Where is the lubruicating oil? He is using a battery powered drill to spin apples and peel them quickly.

We used to filet entire fish, salmon, snapper, cod, flounder and with an ordinary set of needle nose pliers, each filet would then be inspected for any bones/spines. With the needle nose pliers we would feel for any bones and pluck them out. Surely we need a "food safe" tool instead of something we got at home depot. :rolleyes:
 

OBLAMA2009

Diamond Member
Apr 17, 2008
6,574
3
0
Where is the lubruicating oil? He is using a battery powered drill to spin apples and peel them quickly.

We used to filet entire fish, salmon, snapper, cod, flounder and with an ordinary set of needle nose pliers, each filet would then be inspected for any bones/spines. With the needle nose pliers we would feel for any bones and pluck them out.

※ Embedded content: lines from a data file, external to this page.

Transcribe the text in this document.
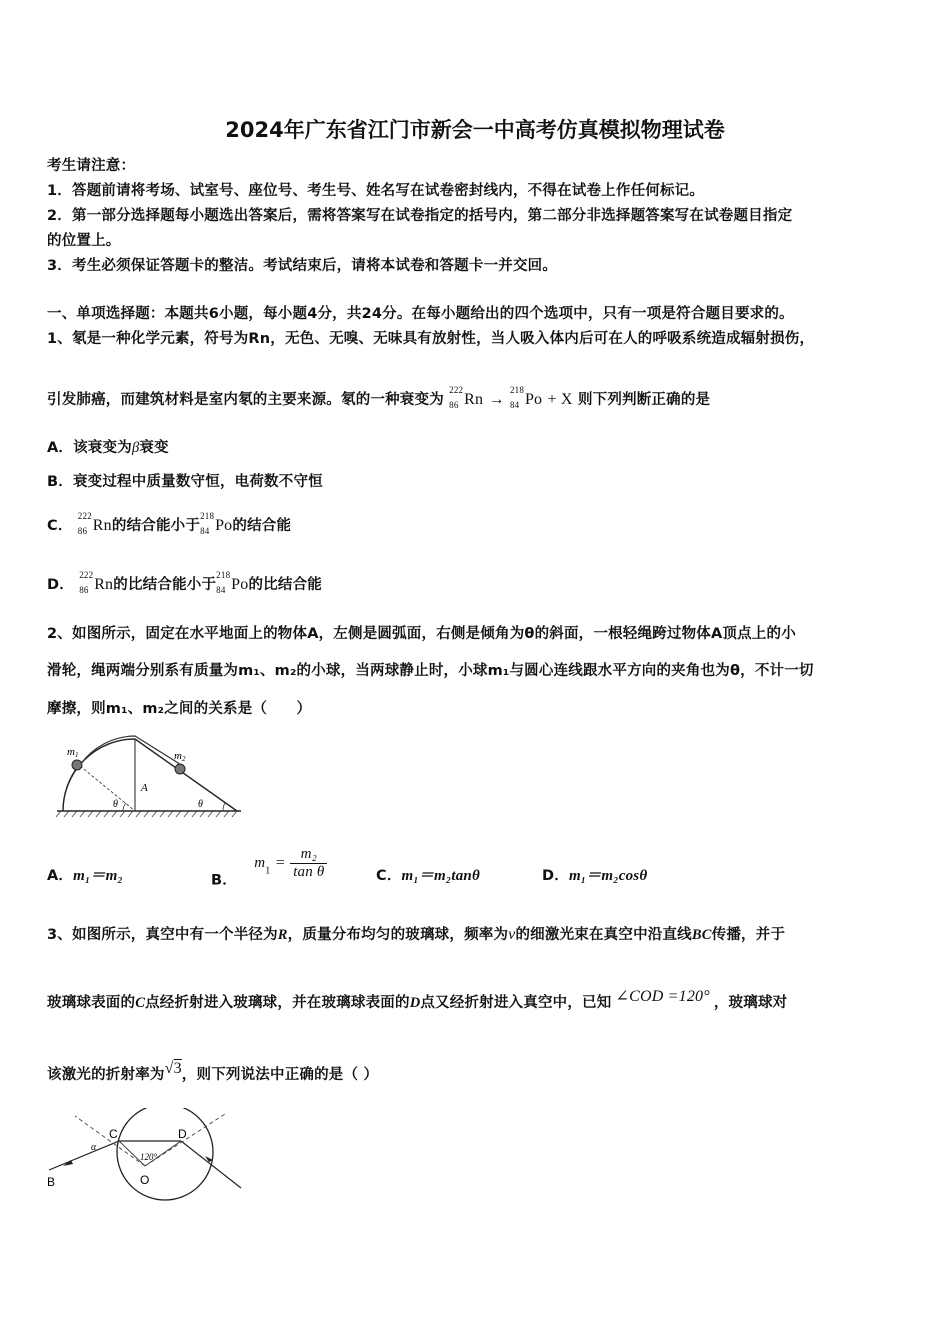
2024年广东省江门市新会一中高考仿真模拟物理试卷
考生请注意：
1．答题前请将考场、试室号、座位号、考生号、姓名写在试卷密封线内，不得在试卷上作任何标记。
2．第一部分选择题每小题选出答案后，需将答案写在试卷指定的括号内，第二部分非选择题答案写在试卷题目指定
的位置上。
3．考生必须保证答题卡的整洁。考试结束后，请将本试卷和答题卡一并交回。
一、单项选择题：本题共6小题，每小题4分，共24分。在每小题给出的四个选项中，只有一项是符合题目要求的。
1、氡是一种化学元素，符号为Rn，无色、无嗅、无味具有放射性，当人吸入体内后可在人的呼吸系统造成辐射损伤，
引发肺癌，而建筑材料是室内氡的主要来源。氡的一种衰变为
222
86 Rn →
218
84 Po + X 则下列判断正确的是
A．该衰变为β衰变
B．衰变过程中质量数守恒，电荷数不守恒
C．
222
86 Rn的结合能小于
218
84 Po的结合能
D．
222
86 Rn的比结合能小于
218
84 Po的比结合能
2、如图所示，固定在水平地面上的物体A，左侧是圆弧面，右侧是倾角为θ的斜面，一根轻绳跨过物体A顶点上的小
滑轮，绳两端分别系有质量为m₁、m₂的小球，当两球静止时，小球m₁与圆心连线跟水平方向的夹角也为θ，不计一切
摩擦，则m₁、m₂之间的关系是（　　）
m1	m2
A
θ	θ
A．m₁＝m₂	B． $m_1 = \frac{\text{m₂}}{\text{tan θ}}$	C．m₁＝m₂tanθ	D．m₁＝m₂cosθ
3、如图所示，真空中有一个半径为R，质量分布均匀的玻璃球，频率为ν的细激光束在真空中沿直线BC传播，并于
玻璃球表面的C点经折射进入玻璃球，并在玻璃球表面的D点又经折射进入真空中，已知 ∠COD =120° ，玻璃球对
该激光的折射率为√3，则下列说法中正确的是（ ）
B
C	D
O
α
120°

Surely we need a "food safe" tool instead of something we got at home depot. :rolleyes:

i dunno, dont most tools like that have wd40 all over them and lead in the metals etc...isnt the type of equipment and dishware in a commercial kitchen regulated/nsf approved
 

NetWareHead

THAT guy
Aug 10, 2002
5,847
154
106
i dunno, dont most tools like that have wd40 all over them and lead in the metals etc...isnt the type of equipment and dishware in a commercial kitchen regulated/nsf approved

The drill bit is the only part that touches the apples and can be easily sanitized with soap and water. The fish bone plucking pliers are stainless steel and after use, they get dunked in hot soapy water and hung up to dry. A few drops of food grade mineral oil to lube the joint in the middle and all done.

Even in your spackling knife example, soap and water cleans it right up and then you can use the clean knife to scrape the chopping block if need be. Re the drill, if we use a tool like that it is not a drill out of a mechanic's garage for instance all covered in motor oil or WD-40. Would the NSF approve of a drill like that in a commercial kitchen? Probably not, but I'm not sure. But when you have hundreds of apples to peel you improvise and do your best to follow food safety guidelines. My point is that you can use a drill like that and not threaten the safety of your customers.